Nothing has as yet come to light in the archives to substantiate Lucy Hutchinson’s claims as to Charles White’s character. He appears to have been a socially conservative Presbyterian who served as an elder of the Nottinghamshire Classis, as did several other members of the Nottingham parliamentary county committee [University of Nottingham Special Collections, Nottingham Classis minute book, 1654-1660 Hi 2 M/1]. It is unsurprising that White and fellow conservatives would be opposed to the more radical group who followed Hutchinson. White saw his share of military action, serving as a captain of horse during Cromwell’s fight at Gainsborough in 1643, and commanding both dragoons and horse in the Nottingham garrison [Cromwell Association Online Directory of Parliamentarian Army Officers].

White’s gradual disillusionment with the direction of the revolutionary cause was typical of a great many Presbyterians. Some, such as Colonel Henry Farr (who will feature in a future blog) deprecated the incarceration of Charles I, and were alarmed by the rise of the radical Independents. As a result, Farr and others defected to the royalists at the start of the Second Civil War of 1648. Many more Presbyterians abandoned Parliament after the Regicide, shocked and appalled by the public execution of an anointed monarch. A final tranche of Presbyterians defected in 1659, anxious at the growing political chaos which had ensued after the eclipse of the Cromwellian Protectorate.

Booth’s Rising in August 1659 was a coalition of royalists and Presbyterians: led in the north by the earl of Derby and Sir George Booth, and in the Midlands by Lord Richard Byron and Charles White (by now dubbed Colonel White), supported by former parliamentarians such as Colonel Edward Rossiter from Lincolnshire and Robert Pierrepoint, the son of a Nottinghamshire committee member. Just as Booth’s rising in the north was swiftly extinguished, so the attempted coup in the Midlands was soon put down. Byron had intended to seize the old royalist citadel of Newark, but he and White could only gather around 100 men, which was clearly insufficient to overpower the Commonwealth forces in the town.
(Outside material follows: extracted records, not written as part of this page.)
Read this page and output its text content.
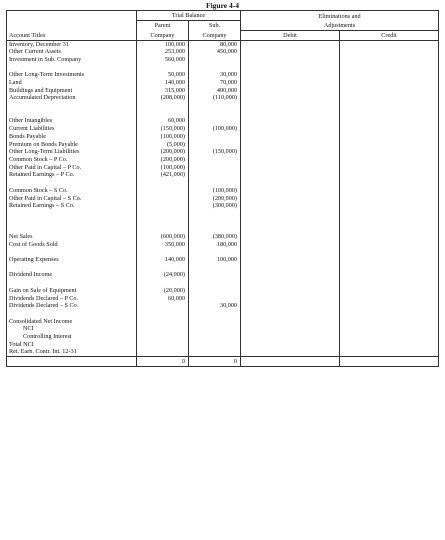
Figure 4-4
	Trial Balance		Eliminations and	
	Parent	Sub.	Adjustments	
Account Titles	Company	Company	Debit	Credit
Inventory, December 31	100,000	80,000		
Other Current Assets	253,000	450,000		
Investment in Sub. Company	560,000			

Other Long-Term Investments	50,000	30,000		
Land	140,000	70,000		
Buildings and Equipment	315,000	400,000		
Accumulated Depreciation	(208,000)	(110,000)		

Other Intangibles	60,000			
Current Liabilities	(150,000)	(100,000)		
Bonds Payable	(100,000)			
Premium on Bonds Payable	(5,000)			
Other Long-Term Liabilities	(200,000)	(150,000)		
Common Stock – P Co.	(200,000)			
Other Paid in Capital – P Co.	(100,000)			
Retained Earnings – P Co.	(421,000)			

Common Stock – S Co.		(100,000)		
Other Paid in Capital – S Co.		(200,000)		
Retained Earnings – S Co.		(300,000)		

Net Sales	(600,000)	(380,000)		
Cost of Goods Sold	350,000	180,000		

Operating Expenses	140,000	100,000		

Dividend Income	(24,000)			

Gain on Sale of Equipment	(20,000)			
Dividends Declared – P Co.	60,000			
Dividends Declared – S Co.		30,000		

Consolidated Net Income				
NCI				
Controlling Interest				
Total NCI				
Ret. Earn. Contr. Int. 12-31				
	0	0		
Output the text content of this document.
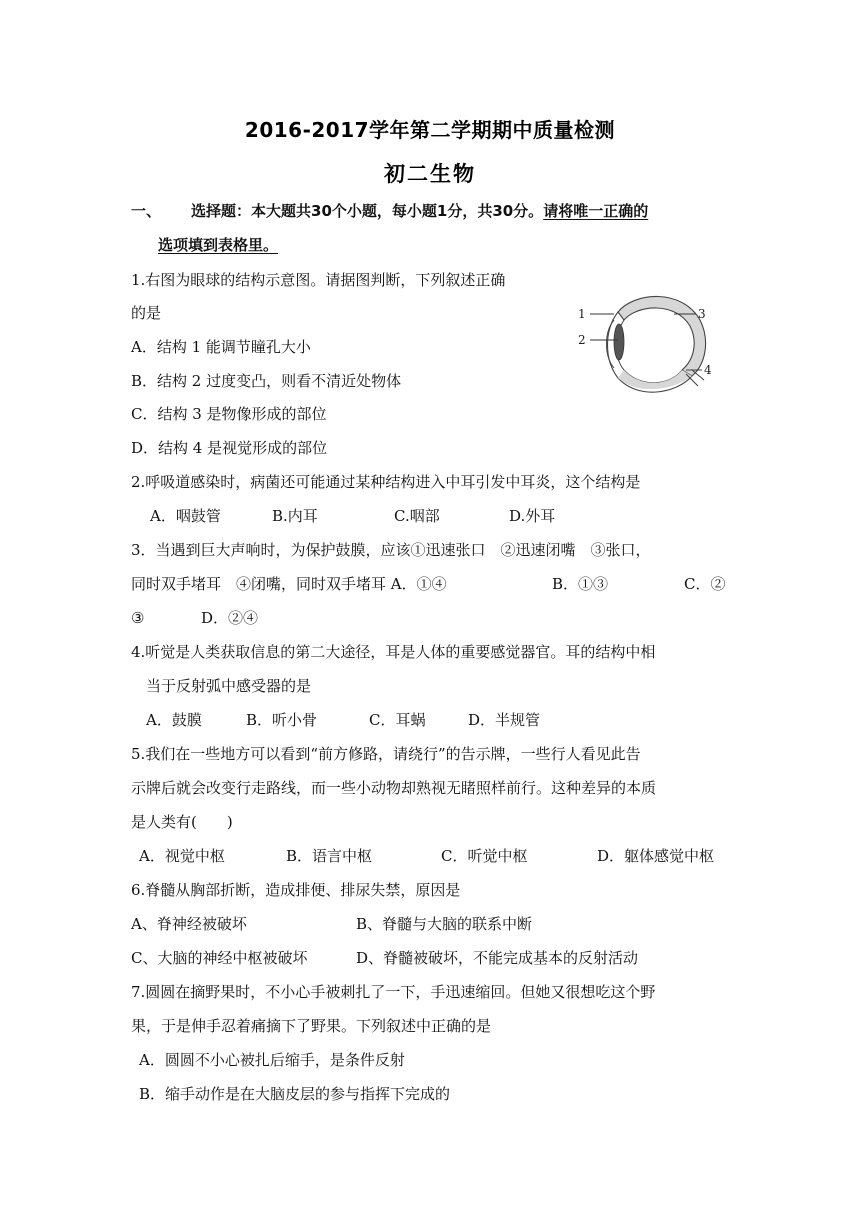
2016-2017学年第二学期期中质量检测
初二生物
一、 选择题：本大题共30个小题，每小题1分，共30分。请将唯一正确的
选项填到表格里。
1.右图为眼球的结构示意图。请据图判断，下列叙述正确
的是
A．结构 1 能调节瞳孔大小
B．结构 2 过度变凸，则看不清近处物体
C．结构 3 是物像形成的部位
D．结构 4 是视觉形成的部位
1
2
3
4
2.呼吸道感染时，病菌还可能通过某种结构进入中耳引发中耳炎，这个结构是
A．咽鼓管	B.内耳	C.咽部	D.外耳
3．当遇到巨大声响时，为保护鼓膜，应该①迅速张口　②迅速闭嘴　③张口，
同时双手堵耳　④闭嘴，同时双手堵耳 A．①④	B．①③	C．②
③	D．②④
4.听觉是人类获取信息的第二大途径，耳是人体的重要感觉器官。耳的结构中相
当于反射弧中感受器的是
A．鼓膜	B．听小骨	C．耳蜗	D．半规管
5.我们在一些地方可以看到“前方修路，请绕行”的告示牌，一些行人看见此告
示牌后就会改变行走路线，而一些小动物却熟视无睹照样前行。这种差异的本质
是人类有(　　)
A．视觉中枢	B．语言中枢	C．听觉中枢	D．躯体感觉中枢
6.脊髓从胸部折断，造成排便、排尿失禁，原因是
A、脊神经被破坏	B、脊髓与大脑的联系中断
C、大脑的神经中枢被破坏	D、脊髓被破坏，不能完成基本的反射活动
7.圆圆在摘野果时，不小心手被刺扎了一下，手迅速缩回。但她又很想吃这个野
果，于是伸手忍着痛摘下了野果。下列叙述中正确的是
A．圆圆不小心被扎后缩手，是条件反射
B．缩手动作是在大脑皮层的参与指挥下完成的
They headed instead for Nottingham, now closely pursued by militia cavalry. In a running series of skirmishes several hapless insurgents such as Peter Hodgson of Worksop, were wounded or captured. Charles White led a few of the survivors on to Derby, and actually succeeded in occupying the town for a few hours. However, he was soon forced to flee when regular troops from the New Model Army arrived in force. White remained on the run for several days, but was eventually captured. He was thrown into prison, and was lucky not to be executed. Charles White did not live long enough after the Restoration to be rewarded for his actions.

The war hero, the eccentric and the (eventual) turncoat were clearly very different personalities, and typical of the different factions within the Nottinghamshire parliamentary county committee. That said, the fact these three men’s signatures often appear together on Nottinghamshire pay warrants indicates that these differences did not prevent them from cooperating in order to conduct routine business. This was obviously good news for maimed veterans and war widows who relied on them for financial support. Nottinghamshire recipients were luckier than their neighbours in Lincolnshire, where the county committee was so bitterly divided that it eventually ceased to function.

 

Suggested reading:

Thomas Carlyle (ed.), Oliver Cromwell’s Letters and Speeches (2 vols., New York: Wiley & Putham, 1845).

Lucy Hutchinson, Memoirs of the Life of Colonel Hutchinson, ed. J. Sutherland (London: Oxford University Press, 1973).

Andrew Hopper, Turncoats and Renegadoes: Changing Sides During the English Civil Wars (Oxford: Oxford University Press, 2012).

David Norbrook, ‘Memoirs and oblivion: Lucy Hutchinson and the Restoration’, Huntington Library Quarterly, vol. 75, no. 2 (Summer, 2012), pp. 233-82.

Peter Sherlock, Monuments and Memory in Early Modern England (Aldershot: Ashgate, 2008).

Alfred C. Wood, Nottinghamshire in the Civil War (Oxford: Clarendon Press, 1937). Republished by Partizan Press of Nottingham, 2007.